Payroll people are unique. They often work within the finance or accounting department of an organization, but operate somewhat independently. This arrangement is not that different from how benefits people fit into many human resources departments. You would think that given their unique and similar status that payroll departments and benefits departments would work seamlessly. And sometimes they do which is good because they share not only organizational similarities but also information and tasks. But sometimes the payroll and benefit functions do not work well together. When this happens, the benefits function is the loser because it cannot execute many of its tasks without cooperation from Payroll.

But why would Payroll withhold (no pun intended) its cooperation with Benefits? Well, I can think of a few reasons why including: control, competition, and recognition.


Employee benefits professionals work closely with payroll to deduct plan employee payments; process premium payments to insurers, and create reports for plan testing and compliance. They also work together to setup and maintain human resource information systems (HRIS). Additionally, they cooperate in establishing and enforcing related policies and practices. But Payroll does not need Benefits to perform what they may see as their primary task, which is processing the company’s payroll.

The payroll department dictates the schedule for entering benefit elections into the HRIS system, paying premium statements, and generating reports for plan testing. A professional, cooperative payroll staff will make exceptions to deadlines and work with the benefits department for the sake of employees. However, a not so professional payroll department will take advantage of their advantage and only do things on their own terms. They will ignore written policies because they may require modifications to their practices or systems, they may disallow last minute plan deductions, and may stand in the way of needed HRIS system upgrades because they don’t like change.

Competition and Recognition

In a quest for senior management attention, payroll and benefits department heads may downplay each other’s role in joint projects and the others’ technical abilities.

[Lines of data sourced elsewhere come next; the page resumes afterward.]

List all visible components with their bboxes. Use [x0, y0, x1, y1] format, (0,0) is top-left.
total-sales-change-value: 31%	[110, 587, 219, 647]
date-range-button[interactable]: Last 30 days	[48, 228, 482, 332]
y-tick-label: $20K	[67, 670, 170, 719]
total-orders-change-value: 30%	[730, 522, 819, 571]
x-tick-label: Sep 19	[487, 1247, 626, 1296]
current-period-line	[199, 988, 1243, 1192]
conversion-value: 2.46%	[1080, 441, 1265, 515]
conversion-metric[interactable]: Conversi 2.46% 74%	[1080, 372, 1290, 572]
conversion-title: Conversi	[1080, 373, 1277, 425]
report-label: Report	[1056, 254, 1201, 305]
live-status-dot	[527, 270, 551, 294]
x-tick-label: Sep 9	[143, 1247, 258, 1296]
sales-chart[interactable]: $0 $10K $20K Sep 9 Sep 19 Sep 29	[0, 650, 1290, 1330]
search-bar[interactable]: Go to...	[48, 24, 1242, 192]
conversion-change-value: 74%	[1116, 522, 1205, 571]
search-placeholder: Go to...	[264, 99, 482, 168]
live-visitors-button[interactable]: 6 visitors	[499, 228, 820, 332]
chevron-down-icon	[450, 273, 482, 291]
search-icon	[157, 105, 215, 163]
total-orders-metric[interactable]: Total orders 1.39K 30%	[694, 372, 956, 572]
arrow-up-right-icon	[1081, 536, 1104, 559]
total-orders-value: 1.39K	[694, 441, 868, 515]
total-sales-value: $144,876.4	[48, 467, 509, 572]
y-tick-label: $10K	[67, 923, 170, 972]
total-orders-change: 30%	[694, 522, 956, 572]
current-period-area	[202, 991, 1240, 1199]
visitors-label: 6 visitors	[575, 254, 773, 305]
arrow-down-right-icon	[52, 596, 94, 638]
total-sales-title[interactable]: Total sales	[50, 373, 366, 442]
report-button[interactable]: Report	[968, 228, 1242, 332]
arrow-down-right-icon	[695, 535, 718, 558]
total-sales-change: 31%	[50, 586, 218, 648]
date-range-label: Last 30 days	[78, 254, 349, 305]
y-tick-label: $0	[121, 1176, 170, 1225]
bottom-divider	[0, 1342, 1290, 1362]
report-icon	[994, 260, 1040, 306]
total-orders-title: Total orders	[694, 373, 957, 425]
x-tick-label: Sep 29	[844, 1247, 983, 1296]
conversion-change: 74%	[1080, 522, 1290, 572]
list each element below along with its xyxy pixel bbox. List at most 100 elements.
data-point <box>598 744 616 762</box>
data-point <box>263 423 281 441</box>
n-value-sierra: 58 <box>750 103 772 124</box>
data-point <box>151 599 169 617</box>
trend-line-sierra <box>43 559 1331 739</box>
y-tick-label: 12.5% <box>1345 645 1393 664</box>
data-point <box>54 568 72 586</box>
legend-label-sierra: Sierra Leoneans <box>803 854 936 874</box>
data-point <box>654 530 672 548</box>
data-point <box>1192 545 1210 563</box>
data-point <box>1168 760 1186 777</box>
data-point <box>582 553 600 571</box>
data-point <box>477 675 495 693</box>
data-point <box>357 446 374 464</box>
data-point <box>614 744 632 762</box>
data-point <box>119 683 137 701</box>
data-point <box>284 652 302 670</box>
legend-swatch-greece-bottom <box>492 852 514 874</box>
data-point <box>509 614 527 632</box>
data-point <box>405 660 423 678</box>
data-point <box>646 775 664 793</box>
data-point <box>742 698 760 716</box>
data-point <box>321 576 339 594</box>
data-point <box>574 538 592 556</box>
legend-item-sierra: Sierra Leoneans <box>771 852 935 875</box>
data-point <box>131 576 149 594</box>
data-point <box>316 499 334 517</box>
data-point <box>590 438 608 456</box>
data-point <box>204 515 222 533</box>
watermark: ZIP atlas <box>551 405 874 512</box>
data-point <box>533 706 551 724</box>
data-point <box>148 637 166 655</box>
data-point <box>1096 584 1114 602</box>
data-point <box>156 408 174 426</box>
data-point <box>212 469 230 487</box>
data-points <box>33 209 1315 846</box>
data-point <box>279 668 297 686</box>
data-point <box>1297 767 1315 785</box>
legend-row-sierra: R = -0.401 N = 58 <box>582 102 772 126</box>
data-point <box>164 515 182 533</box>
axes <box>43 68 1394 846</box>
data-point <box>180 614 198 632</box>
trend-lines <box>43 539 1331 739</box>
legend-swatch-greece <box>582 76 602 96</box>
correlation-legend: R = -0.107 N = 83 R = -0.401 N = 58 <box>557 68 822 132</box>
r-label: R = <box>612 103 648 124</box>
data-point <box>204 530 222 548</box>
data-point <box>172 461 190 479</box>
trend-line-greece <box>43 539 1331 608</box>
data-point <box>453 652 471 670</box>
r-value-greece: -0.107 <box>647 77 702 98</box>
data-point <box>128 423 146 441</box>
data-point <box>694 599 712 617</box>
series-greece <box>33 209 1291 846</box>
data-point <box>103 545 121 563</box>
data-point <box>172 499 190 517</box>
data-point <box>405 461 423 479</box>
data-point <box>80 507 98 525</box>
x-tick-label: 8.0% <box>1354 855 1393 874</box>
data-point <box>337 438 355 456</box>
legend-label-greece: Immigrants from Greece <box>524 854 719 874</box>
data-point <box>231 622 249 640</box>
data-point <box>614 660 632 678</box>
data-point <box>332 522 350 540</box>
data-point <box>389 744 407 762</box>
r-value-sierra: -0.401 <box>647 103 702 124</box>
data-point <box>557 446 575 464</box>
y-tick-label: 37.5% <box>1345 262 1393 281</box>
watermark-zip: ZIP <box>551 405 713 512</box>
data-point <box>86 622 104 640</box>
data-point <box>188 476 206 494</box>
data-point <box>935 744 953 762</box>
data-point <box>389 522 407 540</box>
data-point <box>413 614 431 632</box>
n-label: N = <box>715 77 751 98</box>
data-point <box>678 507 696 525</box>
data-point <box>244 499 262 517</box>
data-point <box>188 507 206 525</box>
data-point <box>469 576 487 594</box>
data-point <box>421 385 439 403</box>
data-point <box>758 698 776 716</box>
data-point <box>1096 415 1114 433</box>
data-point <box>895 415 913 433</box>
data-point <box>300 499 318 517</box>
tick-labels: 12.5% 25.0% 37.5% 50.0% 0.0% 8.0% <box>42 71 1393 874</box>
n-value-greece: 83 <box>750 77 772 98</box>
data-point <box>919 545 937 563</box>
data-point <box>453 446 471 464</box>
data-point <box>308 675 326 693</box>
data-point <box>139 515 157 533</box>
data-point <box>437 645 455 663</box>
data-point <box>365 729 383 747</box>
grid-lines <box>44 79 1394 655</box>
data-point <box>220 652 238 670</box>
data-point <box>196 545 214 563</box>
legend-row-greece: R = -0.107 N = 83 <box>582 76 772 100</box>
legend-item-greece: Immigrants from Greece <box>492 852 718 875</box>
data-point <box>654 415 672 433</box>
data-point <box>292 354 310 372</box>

Both payroll and benefits are behind the scenes functions. They are important to employees but do not get too much attention from upper management except occasionally. Payroll gets management attention when it comes to bonuses or other compensation-related exceptions. Benefits on the other hand gets regular attention because of its role in big money items like retirement plan administration and insurance negotiation and renewal. In addition, there's more legislative tampering with employee benefits than with payroll, which requires a lot more interaction and strategizing with management.

Payroll may have the upper hand in the control department in comparison to the benefits function. Benefit pros can accomplish very little without Payroll's cooperation. They control the data Benefits needs to perform required plan testing and other compliance duties. They also have exclusive capability of processing benefit functions such as plan deductions. When it comes to who has the best technical skills and who gets the most recognition, well that is anyone's game.

Most payroll and benefits departments work extremely well together, but sometimes they do not. It could be a matter of one or two individuals from either or both departments who are trying to control or compete with one another. These situations are never good but can be combatted with strong leadership from both departments and a knowledgeable staff who can put their work and the organization's employees above their own insecurities.

How well does your Payroll and Benefits department work together? Are you flexible and understanding of each other's needs?